Redução na área plantada e produtividade do trigo no Brasil mantém preços elevados e pressionados no mercado interno.

Queda na área plantada e produção de trigo projeta preços firmes para 2026

A perspectiva de redução da área plantada de trigo no Brasil sustenta os preços do trigo no mercado interno. Levantamentos indicam que a área cultivada pode atingir o menor patamar desde 2020, o que explica a firmeza das cotações observadas entre o fim de março e abril de 2026. O aumento de aproximadamente 4,46% nos preços, chegando a R$ 1.342,19 por tonelada, reflete a menor oferta prevista e o cenário desafiador enfrentado pelos produtores.

Impactos econômicos e climáticos pressionam rentabilidade e produção nacional

Segundo dados da Conab, a safra de 2026 está projetada em 6,9 milhões de toneladas, volume 12,3% inferior ao de 2025, com redução de 5,2% na área cultivada e produtividade média estimada em 2.979 quilos por hectare, uma queda de 7,5%. Essas perdas resultam em uma produção total de 6,6 milhões de toneladas, retração de 16% em relação à safra anterior. A baixa rentabilidade, agravada pelo aumento dos custos com fertilizantes e outros insumos, além das incertezas climáticas, contribuem para o cenário crítico que desestimula o plantio no país.

Desafios regionais: Rio Grande do Sul e Paraná enfrentam quebras significativas

O presidente da Comissão de Trigo da Farsul, Hamilton Jardim, ressalta que a quebra no Rio Grande do Sul deve ser acentuada, mesmo com uso de tecnologias avançadas, devido à descapitalização dos produtores. No Paraná, espera-se uma diminuição na área cultivada durante o inverno, com exceção da canola, que terá crescimento por conta da relação favorável entre preço e troca. Essas realidades regionais reforçam o impacto negativo das condições econômicas e ambientais sobre a produção nacional.
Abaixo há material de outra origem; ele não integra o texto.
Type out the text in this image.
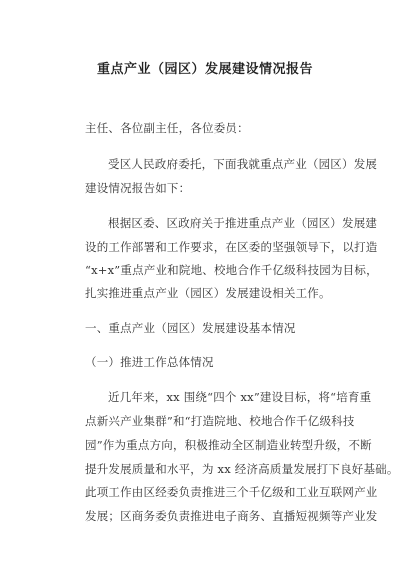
重点产业（园区）发展建设情况报告
主任、各位副主任，各位委员：
受区人民政府委托，下面我就重点产业（园区）发展
建设情况报告如下：
根据区委、区政府关于推进重点产业（园区）发展建
设的工作部署和工作要求，在区委的坚强领导下，以打造
“x+x”重点产业和院地、校地合作千亿级科技园为目标，
扎实推进重点产业（园区）发展建设相关工作。
一、重点产业（园区）发展建设基本情况
（一）推进工作总体情况
近几年来，xx 围绕“四个 xx”建设目标，将“培育重
点新兴产业集群”和“打造院地、校地合作千亿级科技
园”作为重点方向，积极推动全区制造业转型升级，不断
提升发展质量和水平，为 xx 经济高质量发展打下良好基础。
此项工作由区经委负责推进三个千亿级和工业互联网产业
发展；区商务委负责推进电子商务、直播短视频等产业发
Custos elevados e limitações financeiras comprometem o investimento agrícola

Os custos de produção permanecem pressionados por fatores logísticos, geopolíticos e o aumento dos preços dos fertilizantes, especialmente os nitrogenados, afetando diretamente a lucratividade dos agricultores. Além disso, o acesso restrito ao crédito e a dificuldade em contratar seguros rurais adequados agravam a situação financeira dos produtores, limitando investimentos e adoção de tecnologias mais eficientes.

Potencial impacto do El Niño e consequências para a qualidade da safra

A possibilidade do fenômeno climático El Niño no segundo semestre de 2026 preocupa os agricultores, especialmente no Sul do país. A maior frequência de chuvas em fases críticas do desenvolvimento do trigo pode elevar a incidência de doenças e a presença de micotoxinas, afetando a qualidade da produção e aumentando os riscos para a comercialização.

Expansão em outras regiões e perspectivas para o futuro da cultura no Brasil

Enquanto algumas regiões tradicionais enfrentam retração, estados como Minas Gerais, Goiás e o Distrito Federal deverão ampliar a área plantada, com crescimento estimado entre 17,6% e 24%. Essa movimentação pode ajudar a compensar em parte as perdas nas regiões do Sul, mas o cenário global da cultura do trigo no Brasil permanece atrelado a desafios financeiros, climáticos e logísticos que requerem atenção para manter a sustentabilidade do setor.